The Passenger Rail Agency of South Africa (PRASA) has described its dire financial state of affairs as the result poor accountability, negligent decisions and “a state of lawlessness and fraudulent behaviour”.

PRASA Chairman Popo Molege said this when briefing the public accounts watchdog, the Parliamentary Standing Committee on Public Accounts (SCOPA), at Parliament here Tuesday.

PRASA may have obtained an unqualified audit opinion for its latest accounts but its own leaders seem to admit to a parastatal in deep crisis. It incurred 550 million Rand (about 35.7 million US dollars) in irregular expenditure.

Molefe told the committee: “The reality is that there has been a culture in the organization of lawlessness, of fraudulent behaviour, of hiding things from the board …. of misleading the board.”

Molefe said that had been the culture and the agency was busy going about ending it.

There wa an unsolicited tender of 91 million Rand which was awarded without going through proper processes. The blame was shifted to former Group chief executive officer Lucky Montana and former chief procurement officer Josephat Phungula.

The current acting Group CEO at PRASA, Nathi Khena, said it was simply negligence on the part of the agency. “There is a clear understanding of the Treasury notes in that regard. The process was not followed,” said Khena.
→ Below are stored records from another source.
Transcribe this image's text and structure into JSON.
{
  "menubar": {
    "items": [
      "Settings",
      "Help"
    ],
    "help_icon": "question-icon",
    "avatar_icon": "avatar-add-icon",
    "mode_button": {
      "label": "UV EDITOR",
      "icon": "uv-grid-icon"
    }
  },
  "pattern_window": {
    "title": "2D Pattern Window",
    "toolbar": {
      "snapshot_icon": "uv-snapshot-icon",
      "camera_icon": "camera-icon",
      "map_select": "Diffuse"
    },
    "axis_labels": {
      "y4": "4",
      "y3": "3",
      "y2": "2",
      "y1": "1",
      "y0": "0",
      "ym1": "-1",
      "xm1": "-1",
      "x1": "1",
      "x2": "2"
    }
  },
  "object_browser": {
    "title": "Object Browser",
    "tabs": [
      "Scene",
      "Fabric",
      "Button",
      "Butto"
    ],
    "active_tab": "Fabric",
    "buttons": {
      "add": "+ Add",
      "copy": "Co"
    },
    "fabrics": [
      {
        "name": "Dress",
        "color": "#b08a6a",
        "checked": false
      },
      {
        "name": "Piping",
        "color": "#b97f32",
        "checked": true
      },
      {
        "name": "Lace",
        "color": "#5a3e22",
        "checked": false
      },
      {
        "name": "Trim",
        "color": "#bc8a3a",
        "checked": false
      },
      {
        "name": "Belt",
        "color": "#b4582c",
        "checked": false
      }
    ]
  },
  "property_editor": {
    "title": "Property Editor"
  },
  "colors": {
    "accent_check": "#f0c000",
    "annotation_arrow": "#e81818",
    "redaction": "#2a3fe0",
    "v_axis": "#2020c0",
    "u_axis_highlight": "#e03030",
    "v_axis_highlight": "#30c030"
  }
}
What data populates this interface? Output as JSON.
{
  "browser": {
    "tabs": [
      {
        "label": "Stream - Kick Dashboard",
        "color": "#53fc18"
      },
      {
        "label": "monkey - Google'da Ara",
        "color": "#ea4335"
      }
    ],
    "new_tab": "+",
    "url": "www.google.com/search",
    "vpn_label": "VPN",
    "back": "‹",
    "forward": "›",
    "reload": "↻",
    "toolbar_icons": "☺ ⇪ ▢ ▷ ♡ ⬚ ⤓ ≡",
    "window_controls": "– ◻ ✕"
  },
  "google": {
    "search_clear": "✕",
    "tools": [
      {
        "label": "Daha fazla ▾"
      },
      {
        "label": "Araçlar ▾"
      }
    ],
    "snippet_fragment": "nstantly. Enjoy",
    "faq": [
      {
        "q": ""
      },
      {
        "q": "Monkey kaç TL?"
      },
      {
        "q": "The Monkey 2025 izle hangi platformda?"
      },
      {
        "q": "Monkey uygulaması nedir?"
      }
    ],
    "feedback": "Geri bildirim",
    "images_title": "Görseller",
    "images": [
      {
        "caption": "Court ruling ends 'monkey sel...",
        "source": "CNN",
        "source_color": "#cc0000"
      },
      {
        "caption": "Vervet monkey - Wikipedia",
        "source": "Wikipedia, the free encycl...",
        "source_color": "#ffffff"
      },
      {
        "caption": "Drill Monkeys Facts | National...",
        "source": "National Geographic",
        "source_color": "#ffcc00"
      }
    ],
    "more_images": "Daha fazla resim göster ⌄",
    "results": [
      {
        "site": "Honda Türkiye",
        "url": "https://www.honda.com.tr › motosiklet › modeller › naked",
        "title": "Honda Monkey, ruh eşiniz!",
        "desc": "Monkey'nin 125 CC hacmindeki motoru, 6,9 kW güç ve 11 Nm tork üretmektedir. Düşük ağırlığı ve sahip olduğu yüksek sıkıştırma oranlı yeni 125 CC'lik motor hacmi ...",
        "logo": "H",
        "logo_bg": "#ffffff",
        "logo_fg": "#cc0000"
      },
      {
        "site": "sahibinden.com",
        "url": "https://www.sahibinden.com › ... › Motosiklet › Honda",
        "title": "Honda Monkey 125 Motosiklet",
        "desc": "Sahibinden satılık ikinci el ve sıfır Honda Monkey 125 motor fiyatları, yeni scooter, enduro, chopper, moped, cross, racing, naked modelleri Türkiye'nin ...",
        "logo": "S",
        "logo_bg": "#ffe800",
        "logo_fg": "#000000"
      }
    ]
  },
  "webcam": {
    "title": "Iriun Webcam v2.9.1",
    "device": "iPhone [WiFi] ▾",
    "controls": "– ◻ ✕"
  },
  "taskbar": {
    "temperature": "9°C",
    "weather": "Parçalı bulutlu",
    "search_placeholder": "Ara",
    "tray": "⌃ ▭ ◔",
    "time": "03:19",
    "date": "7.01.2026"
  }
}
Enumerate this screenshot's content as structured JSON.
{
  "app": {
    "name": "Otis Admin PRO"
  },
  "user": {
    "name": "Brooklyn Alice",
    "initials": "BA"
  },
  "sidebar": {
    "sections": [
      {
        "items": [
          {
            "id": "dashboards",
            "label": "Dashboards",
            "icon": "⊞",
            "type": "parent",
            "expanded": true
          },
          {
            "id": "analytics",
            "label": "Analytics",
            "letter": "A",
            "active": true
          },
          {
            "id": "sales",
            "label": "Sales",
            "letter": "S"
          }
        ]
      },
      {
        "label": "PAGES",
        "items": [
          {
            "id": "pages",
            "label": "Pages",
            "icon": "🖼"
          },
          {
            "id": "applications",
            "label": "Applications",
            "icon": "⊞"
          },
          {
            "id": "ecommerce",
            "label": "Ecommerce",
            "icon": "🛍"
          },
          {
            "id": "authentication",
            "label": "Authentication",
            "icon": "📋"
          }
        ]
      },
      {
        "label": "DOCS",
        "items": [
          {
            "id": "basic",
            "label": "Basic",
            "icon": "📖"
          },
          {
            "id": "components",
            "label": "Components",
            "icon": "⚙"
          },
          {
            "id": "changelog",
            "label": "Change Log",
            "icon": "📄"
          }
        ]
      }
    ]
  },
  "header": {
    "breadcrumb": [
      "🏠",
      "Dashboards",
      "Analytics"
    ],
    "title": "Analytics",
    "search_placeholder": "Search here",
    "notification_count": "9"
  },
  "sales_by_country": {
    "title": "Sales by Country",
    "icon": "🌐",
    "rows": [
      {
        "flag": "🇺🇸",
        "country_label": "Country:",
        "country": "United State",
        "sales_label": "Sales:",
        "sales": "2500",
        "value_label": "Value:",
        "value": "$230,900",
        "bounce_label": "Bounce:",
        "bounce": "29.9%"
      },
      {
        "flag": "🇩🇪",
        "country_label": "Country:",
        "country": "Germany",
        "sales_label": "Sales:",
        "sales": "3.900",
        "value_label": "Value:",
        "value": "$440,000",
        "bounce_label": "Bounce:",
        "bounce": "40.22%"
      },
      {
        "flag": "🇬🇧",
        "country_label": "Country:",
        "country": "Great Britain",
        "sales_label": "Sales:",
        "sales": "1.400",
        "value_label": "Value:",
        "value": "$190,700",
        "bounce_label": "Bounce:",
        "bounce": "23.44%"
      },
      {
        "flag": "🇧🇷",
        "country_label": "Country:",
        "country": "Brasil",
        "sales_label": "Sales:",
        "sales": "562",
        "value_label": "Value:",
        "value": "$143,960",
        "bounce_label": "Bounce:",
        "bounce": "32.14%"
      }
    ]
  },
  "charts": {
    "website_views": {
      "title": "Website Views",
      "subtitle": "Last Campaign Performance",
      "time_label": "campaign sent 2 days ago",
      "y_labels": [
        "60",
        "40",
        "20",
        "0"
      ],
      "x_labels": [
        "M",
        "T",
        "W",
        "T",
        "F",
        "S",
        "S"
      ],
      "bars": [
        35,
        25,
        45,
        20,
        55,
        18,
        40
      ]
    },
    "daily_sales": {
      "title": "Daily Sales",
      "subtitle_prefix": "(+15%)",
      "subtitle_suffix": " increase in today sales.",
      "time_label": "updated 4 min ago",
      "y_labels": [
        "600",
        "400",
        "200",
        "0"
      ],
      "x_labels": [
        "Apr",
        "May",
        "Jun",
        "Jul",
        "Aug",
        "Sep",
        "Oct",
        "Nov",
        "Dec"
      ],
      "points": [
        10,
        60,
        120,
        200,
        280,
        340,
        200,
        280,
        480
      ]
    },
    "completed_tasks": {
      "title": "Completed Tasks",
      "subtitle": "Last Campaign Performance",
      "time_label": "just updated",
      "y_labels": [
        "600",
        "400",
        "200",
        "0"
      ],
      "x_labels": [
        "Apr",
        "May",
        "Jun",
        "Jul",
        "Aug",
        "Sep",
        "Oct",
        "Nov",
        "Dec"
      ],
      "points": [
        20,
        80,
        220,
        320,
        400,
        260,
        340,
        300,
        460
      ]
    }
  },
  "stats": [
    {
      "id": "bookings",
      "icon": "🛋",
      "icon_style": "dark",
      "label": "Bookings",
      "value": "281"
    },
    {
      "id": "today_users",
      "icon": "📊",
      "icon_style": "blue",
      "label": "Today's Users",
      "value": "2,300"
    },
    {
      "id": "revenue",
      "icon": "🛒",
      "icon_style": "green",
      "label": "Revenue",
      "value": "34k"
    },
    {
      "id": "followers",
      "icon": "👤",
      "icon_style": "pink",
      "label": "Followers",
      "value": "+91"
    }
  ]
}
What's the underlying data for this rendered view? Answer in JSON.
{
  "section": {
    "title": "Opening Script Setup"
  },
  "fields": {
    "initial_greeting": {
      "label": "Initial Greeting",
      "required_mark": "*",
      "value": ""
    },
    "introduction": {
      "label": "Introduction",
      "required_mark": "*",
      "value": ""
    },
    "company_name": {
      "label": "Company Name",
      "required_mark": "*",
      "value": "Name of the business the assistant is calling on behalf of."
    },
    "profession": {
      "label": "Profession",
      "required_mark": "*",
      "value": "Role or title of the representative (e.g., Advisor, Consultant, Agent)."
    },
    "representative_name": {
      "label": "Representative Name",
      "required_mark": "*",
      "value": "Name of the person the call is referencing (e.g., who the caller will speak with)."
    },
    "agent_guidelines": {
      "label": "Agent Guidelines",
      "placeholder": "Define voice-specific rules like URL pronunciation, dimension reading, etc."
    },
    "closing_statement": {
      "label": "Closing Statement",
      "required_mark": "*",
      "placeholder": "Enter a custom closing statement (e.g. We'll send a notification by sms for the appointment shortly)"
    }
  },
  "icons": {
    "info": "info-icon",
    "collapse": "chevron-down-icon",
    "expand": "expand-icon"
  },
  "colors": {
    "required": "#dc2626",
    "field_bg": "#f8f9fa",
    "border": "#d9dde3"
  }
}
Meanwhile a member of the board at PRASA, Zodwa Manase, said the contract had since been stopped. “We are in the process of investigating to take action on anybody who is implicated besides the two,” said Manese.

The parastatal has reiterated that criminal cases have been instituted against those implicated and also civil suits to recover monies. Internal controls have alsoi been tightened.

Minister of Transport Dipuo Peters said: “The one thing that I have requested the board to deal with is the issue of consequence management and the issues of procurement. The issue is whether we have the requisite skills.”

Molefe said the law should be applied.

Members of the Parliamentary Committee expressed frustration at the slow action against people implicated in tender irregularities and said it would continue to “baby sit” PRASA until the parastatal was back on track.